Toll bridge traffic nears 90% of pre-COVID levels

Bay Area drivers got a big jump on this week's official start of California’s post-pandemic era by returning in large numbers this spring to the region’s toll bridges and other freeways.

Average weekday traffic in the toll-paying direction at the region’s seven state-owned toll bridges rose by more than 7% from early March to early June, representing some 34,000 additional trips each weekday — or enough to fill a freeway lane operating at 35 mph for about 17 hours straight. As a consequence, congestion-related delays have returned as a recurring daily headache in many of the Bay Area’s traditional traffic hot spots.
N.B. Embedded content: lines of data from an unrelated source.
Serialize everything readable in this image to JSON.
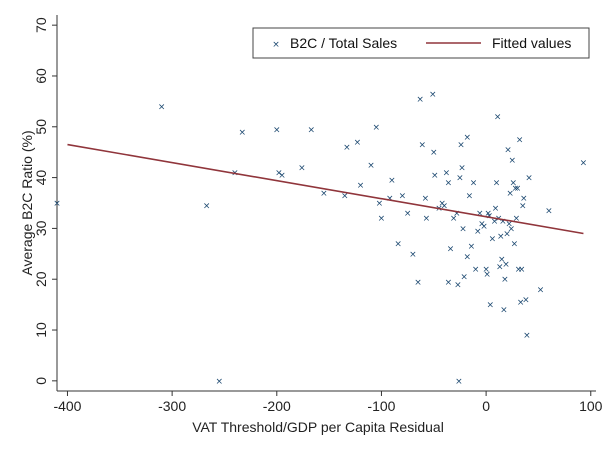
{
  "chart_data": {
    "type": "scatter",
    "xlabel": "VAT Threshold/GDP per Capita Residual",
    "ylabel": "Average B2C Ratio (%)",
    "xlim": [
      -410,
      105
    ],
    "ylim": [
      -2,
      72
    ],
    "xticks": [
      -400,
      -300,
      -200,
      -100,
      0,
      100
    ],
    "yticks": [
      0,
      10,
      20,
      30,
      40,
      50,
      60,
      70
    ],
    "grid": false,
    "legend_position": "top-right",
    "colors": {
      "scatter": "#1a476f",
      "fit": "#90353b"
    },
    "series": [
      {
        "name": "B2C / Total Sales",
        "kind": "scatter",
        "marker": "×",
        "points": [
          [
            -410,
            35
          ],
          [
            -310,
            54
          ],
          [
            -267,
            34.5
          ],
          [
            -255,
            0
          ],
          [
            -240,
            41
          ],
          [
            -233,
            49
          ],
          [
            -200,
            49.5
          ],
          [
            -198,
            41
          ],
          [
            -195,
            40.5
          ],
          [
            -176,
            42
          ],
          [
            -167,
            49.5
          ],
          [
            -155,
            37
          ],
          [
            -135,
            36.5
          ],
          [
            -133,
            46
          ],
          [
            -123,
            47
          ],
          [
            -120,
            38.5
          ],
          [
            -110,
            42.5
          ],
          [
            -105,
            50
          ],
          [
            -102,
            35
          ],
          [
            -100,
            32
          ],
          [
            -92,
            36
          ],
          [
            -90,
            39.5
          ],
          [
            -84,
            27
          ],
          [
            -80,
            36.5
          ],
          [
            -75,
            33
          ],
          [
            -70,
            25
          ],
          [
            -65,
            19.5
          ],
          [
            -63,
            55.5
          ],
          [
            -61,
            46.5
          ],
          [
            -58,
            36
          ],
          [
            -57,
            32
          ],
          [
            -51,
            56.5
          ],
          [
            -50,
            45
          ],
          [
            -49,
            40.5
          ],
          [
            -45,
            34
          ],
          [
            -42,
            35
          ],
          [
            -40,
            34.5
          ],
          [
            -38,
            41
          ],
          [
            -36,
            19.5
          ],
          [
            -36,
            39
          ],
          [
            -34,
            26
          ],
          [
            -31,
            32
          ],
          [
            -28,
            33
          ],
          [
            -27,
            19
          ],
          [
            -26,
            0
          ],
          [
            -25,
            40
          ],
          [
            -24,
            46.5
          ],
          [
            -23,
            42
          ],
          [
            -22,
            30
          ],
          [
            -21,
            20.5
          ],
          [
            -18,
            48
          ],
          [
            -18,
            24.5
          ],
          [
            -16,
            36.5
          ],
          [
            -14,
            26.5
          ],
          [
            -12,
            39
          ],
          [
            -10,
            22
          ],
          [
            -8,
            29.5
          ],
          [
            -6,
            33
          ],
          [
            -4,
            31
          ],
          [
            -2,
            30.5
          ],
          [
            0,
            22
          ],
          [
            1,
            21
          ],
          [
            2,
            33
          ],
          [
            3,
            32.5
          ],
          [
            4,
            15
          ],
          [
            6,
            28
          ],
          [
            8,
            31.5
          ],
          [
            9,
            34
          ],
          [
            10,
            39
          ],
          [
            11,
            52
          ],
          [
            12,
            32
          ],
          [
            13,
            22.5
          ],
          [
            14,
            28.5
          ],
          [
            15,
            24
          ],
          [
            16,
            31.5
          ],
          [
            17,
            14
          ],
          [
            18,
            20
          ],
          [
            19,
            23
          ],
          [
            20,
            29
          ],
          [
            21,
            45.5
          ],
          [
            22,
            31
          ],
          [
            23,
            37
          ],
          [
            24,
            30
          ],
          [
            25,
            43.5
          ],
          [
            26,
            39
          ],
          [
            27,
            27
          ],
          [
            28,
            38
          ],
          [
            29,
            32
          ],
          [
            30,
            38
          ],
          [
            31,
            22
          ],
          [
            32,
            47.5
          ],
          [
            33,
            15.5
          ],
          [
            34,
            22
          ],
          [
            35,
            34.5
          ],
          [
            36,
            36
          ],
          [
            38,
            16
          ],
          [
            39,
            9
          ],
          [
            41,
            40
          ],
          [
            52,
            18
          ],
          [
            60,
            33.5
          ],
          [
            93,
            43
          ]
        ]
      },
      {
        "name": "Fitted values",
        "kind": "line",
        "points": [
          [
            -400,
            46.5
          ],
          [
            93,
            29
          ]
        ]
      }
    ]
  }
}
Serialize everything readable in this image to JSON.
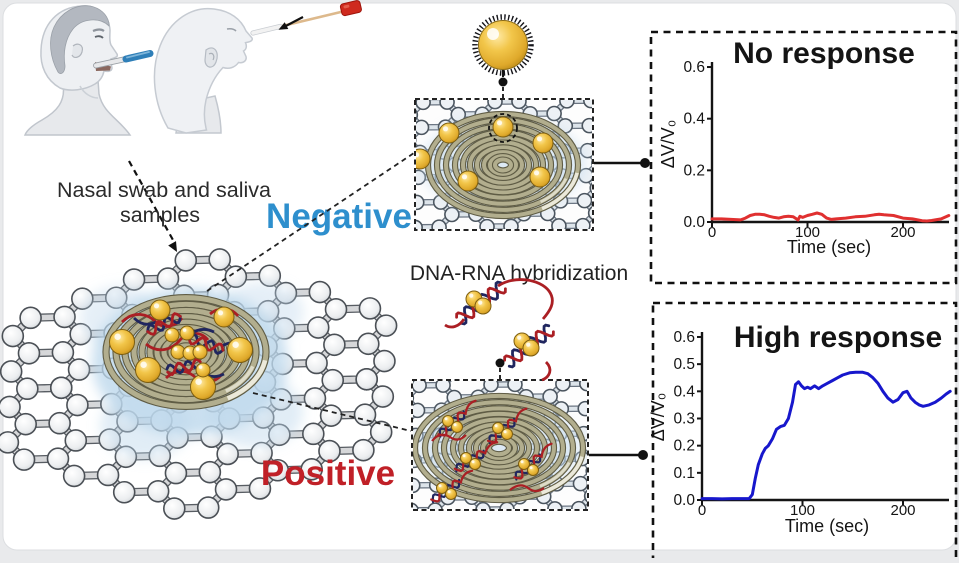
{
  "colors": {
    "negative_label": "#2e8fcd",
    "positive_label": "#c02027",
    "no_response_line": "#e03030",
    "high_response_line": "#1717cc",
    "gold_nanoparticle": "#eec33f",
    "coil": "#b2ae8e",
    "dna_red": "#ab1f24",
    "dna_blue": "#20265f",
    "glow_blue": "#bdd8ec"
  },
  "labels": {
    "samples_line1": "Nasal swab and saliva",
    "samples_line2": "samples",
    "negative": "Negative",
    "positive": "Positive",
    "hybridization": "DNA-RNA hybridization"
  },
  "chart_data": [
    {
      "type": "line",
      "title": "No response",
      "xlabel": "Time (sec)",
      "ylabel": "ΔV/V₀",
      "xlim": [
        0,
        250
      ],
      "ylim": [
        0,
        0.6
      ],
      "xticks": [
        0,
        100,
        200
      ],
      "yticks": [
        0,
        0.2,
        0.4,
        0.6
      ],
      "line_color": "#e03030",
      "x": [
        0,
        10,
        20,
        30,
        35,
        40,
        45,
        50,
        55,
        60,
        65,
        70,
        75,
        80,
        85,
        90,
        92,
        95,
        100,
        105,
        110,
        115,
        120,
        125,
        130,
        140,
        150,
        160,
        170,
        175,
        180,
        190,
        200,
        210,
        220,
        225,
        230,
        240,
        248
      ],
      "y": [
        0.012,
        0.012,
        0.01,
        0.008,
        0.015,
        0.025,
        0.03,
        0.03,
        0.028,
        0.022,
        0.018,
        0.015,
        0.02,
        0.022,
        0.02,
        0.008,
        0.022,
        0.018,
        0.025,
        0.03,
        0.035,
        0.03,
        0.015,
        0.01,
        0.012,
        0.015,
        0.02,
        0.022,
        0.028,
        0.03,
        0.028,
        0.025,
        0.015,
        0.012,
        0.005,
        0.004,
        0.006,
        0.012,
        0.025
      ]
    },
    {
      "type": "line",
      "title": "High response",
      "xlabel": "Time (sec)",
      "ylabel": "ΔV/V₀",
      "xlim": [
        0,
        250
      ],
      "ylim": [
        0,
        0.6
      ],
      "xticks": [
        0,
        100,
        200
      ],
      "yticks": [
        0,
        0.1,
        0.2,
        0.3,
        0.4,
        0.5,
        0.6
      ],
      "line_color": "#1717cc",
      "x": [
        0,
        10,
        20,
        30,
        40,
        47,
        50,
        53,
        56,
        60,
        63,
        66,
        70,
        74,
        78,
        82,
        86,
        90,
        93,
        96,
        99,
        102,
        105,
        108,
        112,
        116,
        120,
        125,
        130,
        135,
        140,
        147,
        153,
        160,
        165,
        170,
        175,
        180,
        185,
        190,
        195,
        200,
        204,
        208,
        212,
        216,
        220,
        226,
        232,
        238,
        243,
        247
      ],
      "y": [
        0.005,
        0.005,
        0.004,
        0.005,
        0.005,
        0.005,
        0.02,
        0.08,
        0.13,
        0.17,
        0.19,
        0.2,
        0.225,
        0.26,
        0.27,
        0.275,
        0.3,
        0.36,
        0.425,
        0.435,
        0.42,
        0.41,
        0.415,
        0.41,
        0.42,
        0.41,
        0.42,
        0.43,
        0.44,
        0.45,
        0.46,
        0.468,
        0.47,
        0.47,
        0.465,
        0.45,
        0.43,
        0.4,
        0.375,
        0.36,
        0.37,
        0.395,
        0.4,
        0.375,
        0.36,
        0.35,
        0.345,
        0.35,
        0.36,
        0.375,
        0.39,
        0.4
      ]
    }
  ]
}
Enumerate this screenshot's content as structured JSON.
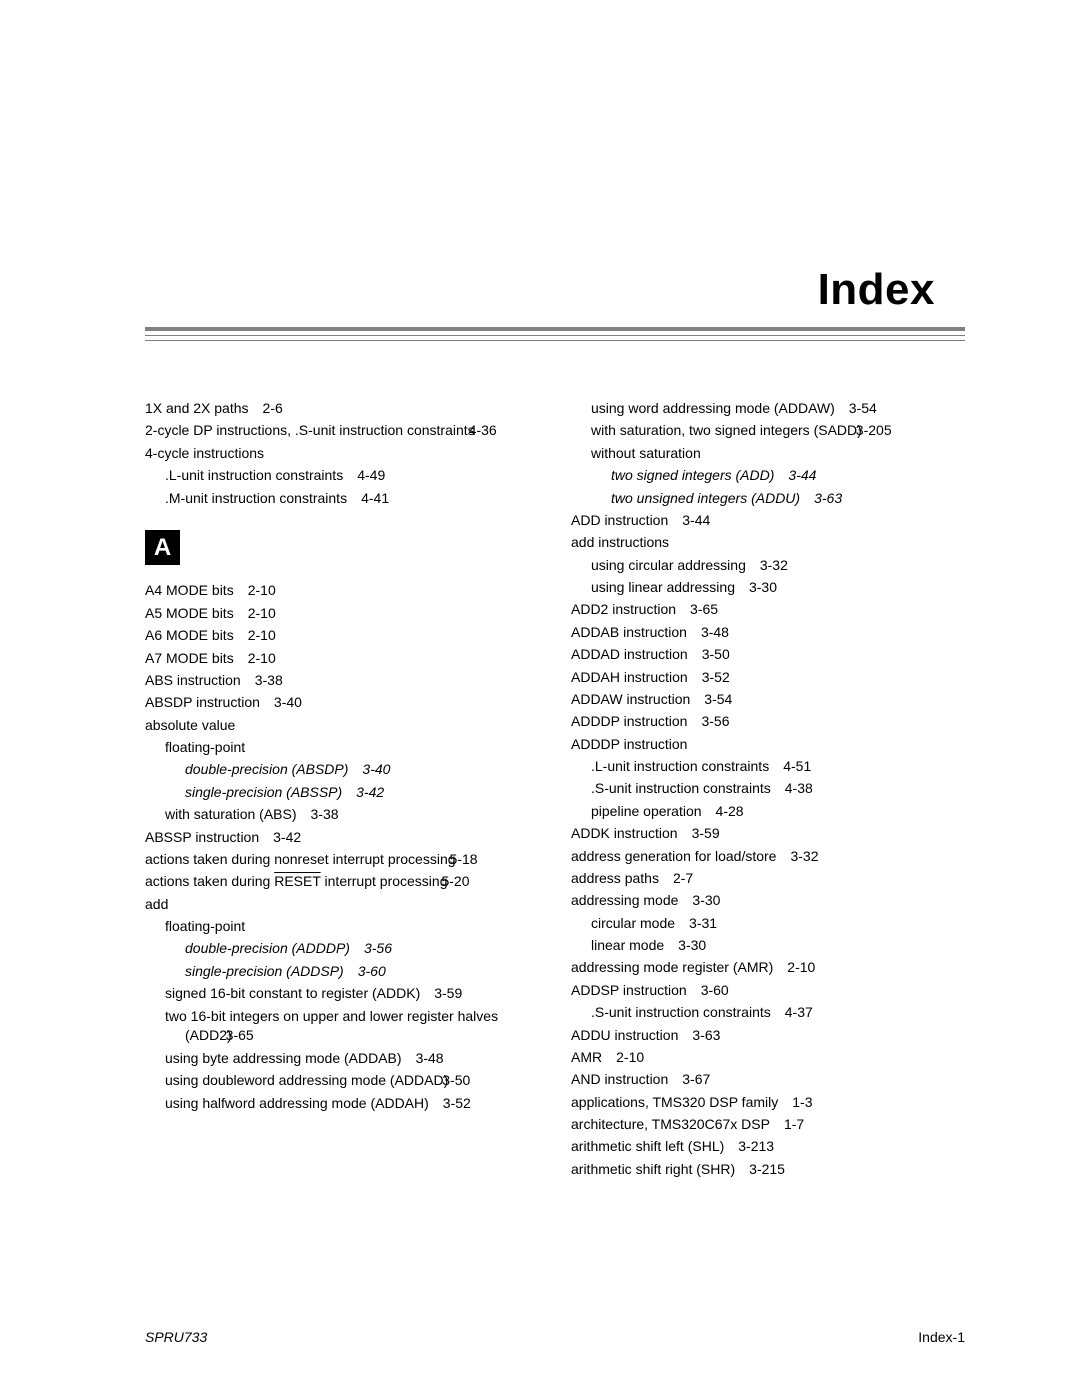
{
  "title": "Index",
  "section_letter": "A",
  "footer": {
    "left": "SPRU733",
    "right": "Index-1"
  },
  "colors": {
    "rule": "#808080",
    "text": "#000000",
    "bg": "#ffffff"
  },
  "typography": {
    "title_size": 44,
    "body_size": 14,
    "font_family": "Arial"
  },
  "left_pre": [
    {
      "lvl": 0,
      "text": "1X and 2X paths",
      "ref": "2-6"
    },
    {
      "lvl": 0,
      "text": "2-cycle DP instructions, .S-unit instruction constraints",
      "ref": "4-36",
      "wrap": true
    },
    {
      "lvl": 0,
      "text": "4-cycle instructions"
    },
    {
      "lvl": 1,
      "text": ".L-unit instruction constraints",
      "ref": "4-49"
    },
    {
      "lvl": 1,
      "text": ".M-unit instruction constraints",
      "ref": "4-41"
    }
  ],
  "left_main": [
    {
      "lvl": 0,
      "text": "A4 MODE bits",
      "ref": "2-10"
    },
    {
      "lvl": 0,
      "text": "A5 MODE bits",
      "ref": "2-10"
    },
    {
      "lvl": 0,
      "text": "A6 MODE bits",
      "ref": "2-10"
    },
    {
      "lvl": 0,
      "text": "A7 MODE bits",
      "ref": "2-10"
    },
    {
      "lvl": 0,
      "text": "ABS instruction",
      "ref": "3-38"
    },
    {
      "lvl": 0,
      "text": "ABSDP instruction",
      "ref": "3-40"
    },
    {
      "lvl": 0,
      "text": "absolute value"
    },
    {
      "lvl": 1,
      "text": "floating-point"
    },
    {
      "lvl": 2,
      "text": "double-precision (ABSDP)",
      "ref": "3-40",
      "italic": true
    },
    {
      "lvl": 2,
      "text": "single-precision (ABSSP)",
      "ref": "3-42",
      "italic": true
    },
    {
      "lvl": 1,
      "text": "with saturation (ABS)",
      "ref": "3-38"
    },
    {
      "lvl": 0,
      "text": "ABSSP instruction",
      "ref": "3-42"
    },
    {
      "lvl": 0,
      "text": "actions taken during nonreset interrupt processing",
      "ref": "5-18",
      "wrap": true
    },
    {
      "lvl": 0,
      "text": "actions taken during ",
      "reset": true,
      "text2": " interrupt processing",
      "ref": "5-20",
      "wrap": true
    },
    {
      "lvl": 0,
      "text": "add"
    },
    {
      "lvl": 1,
      "text": "floating-point"
    },
    {
      "lvl": 2,
      "text": "double-precision (ADDDP)",
      "ref": "3-56",
      "italic": true
    },
    {
      "lvl": 2,
      "text": "single-precision (ADDSP)",
      "ref": "3-60",
      "italic": true
    },
    {
      "lvl": 1,
      "text": "signed 16-bit constant to register (ADDK)",
      "ref": "3-59"
    },
    {
      "lvl": 1,
      "text": "two 16-bit integers on upper and lower register halves (ADD2)",
      "ref": "3-65",
      "wrap": true
    },
    {
      "lvl": 1,
      "text": "using byte addressing mode (ADDAB)",
      "ref": "3-48"
    },
    {
      "lvl": 1,
      "text": "using doubleword addressing mode (ADDAD)",
      "ref": "3-50",
      "wrap": true
    },
    {
      "lvl": 1,
      "text": "using halfword addressing mode (ADDAH)",
      "ref": "3-52"
    }
  ],
  "right": [
    {
      "lvl": 1,
      "text": "using word addressing mode (ADDAW)",
      "ref": "3-54"
    },
    {
      "lvl": 1,
      "text": "with saturation, two signed integers (SADD)",
      "ref": "3-205",
      "wrap": true
    },
    {
      "lvl": 1,
      "text": "without saturation"
    },
    {
      "lvl": 2,
      "text": "two signed integers (ADD)",
      "ref": "3-44",
      "italic": true
    },
    {
      "lvl": 2,
      "text": "two unsigned integers (ADDU)",
      "ref": "3-63",
      "italic": true
    },
    {
      "lvl": 0,
      "text": "ADD instruction",
      "ref": "3-44"
    },
    {
      "lvl": 0,
      "text": "add instructions"
    },
    {
      "lvl": 1,
      "text": "using circular addressing",
      "ref": "3-32"
    },
    {
      "lvl": 1,
      "text": "using linear addressing",
      "ref": "3-30"
    },
    {
      "lvl": 0,
      "text": "ADD2 instruction",
      "ref": "3-65"
    },
    {
      "lvl": 0,
      "text": "ADDAB instruction",
      "ref": "3-48"
    },
    {
      "lvl": 0,
      "text": "ADDAD instruction",
      "ref": "3-50"
    },
    {
      "lvl": 0,
      "text": "ADDAH instruction",
      "ref": "3-52"
    },
    {
      "lvl": 0,
      "text": "ADDAW instruction",
      "ref": "3-54"
    },
    {
      "lvl": 0,
      "text": "ADDDP instruction",
      "ref": "3-56"
    },
    {
      "lvl": 0,
      "text": "ADDDP instruction"
    },
    {
      "lvl": 1,
      "text": ".L-unit instruction constraints",
      "ref": "4-51"
    },
    {
      "lvl": 1,
      "text": ".S-unit instruction constraints",
      "ref": "4-38"
    },
    {
      "lvl": 1,
      "text": "pipeline operation",
      "ref": "4-28"
    },
    {
      "lvl": 0,
      "text": "ADDK instruction",
      "ref": "3-59"
    },
    {
      "lvl": 0,
      "text": "address generation for load/store",
      "ref": "3-32"
    },
    {
      "lvl": 0,
      "text": "address paths",
      "ref": "2-7"
    },
    {
      "lvl": 0,
      "text": "addressing mode",
      "ref": "3-30"
    },
    {
      "lvl": 1,
      "text": "circular mode",
      "ref": "3-31"
    },
    {
      "lvl": 1,
      "text": "linear mode",
      "ref": "3-30"
    },
    {
      "lvl": 0,
      "text": "addressing mode register (AMR)",
      "ref": "2-10"
    },
    {
      "lvl": 0,
      "text": "ADDSP instruction",
      "ref": "3-60"
    },
    {
      "lvl": 1,
      "text": ".S-unit instruction constraints",
      "ref": "4-37"
    },
    {
      "lvl": 0,
      "text": "ADDU instruction",
      "ref": "3-63"
    },
    {
      "lvl": 0,
      "text": "AMR",
      "ref": "2-10"
    },
    {
      "lvl": 0,
      "text": "AND instruction",
      "ref": "3-67"
    },
    {
      "lvl": 0,
      "text": "applications, TMS320 DSP family",
      "ref": "1-3"
    },
    {
      "lvl": 0,
      "text": "architecture, TMS320C67x DSP",
      "ref": "1-7"
    },
    {
      "lvl": 0,
      "text": "arithmetic shift left (SHL)",
      "ref": "3-213"
    },
    {
      "lvl": 0,
      "text": "arithmetic shift right (SHR)",
      "ref": "3-215"
    }
  ]
}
Overall, daily toll bridge traffic roughly has doubled from the COVID-era lows registered in early April 2020 and now averages 85% of the levels recorded in mid-June of 2019. Traffic across the Antioch Bridge, the least-traveled of the Bay Area's state-owned toll bridges, already has returned to pre-pandemic levels and daily traffic volumes now routinely approach or even top 90% of pre-COVID numbers at the San Francisco-Oakland Bay, Benicia-Martinez, Carquinez and Richmond-San Rafael bridges.

The San Mateo-Hayward and Dumbarton bridges, by contrast, continue to register the largest declines in daily traffic on a percentage basis. While westbound traffic across both spans connecting Alameda and San Mateo counties has risen by nearly a third over the past year, the number of weekday crossings at the San Mateo-Hayward Bridge is still about 25% below June 2019 levels and weekday volumes at the Dumbarton Bridge average close to 35% below those seen two years ago.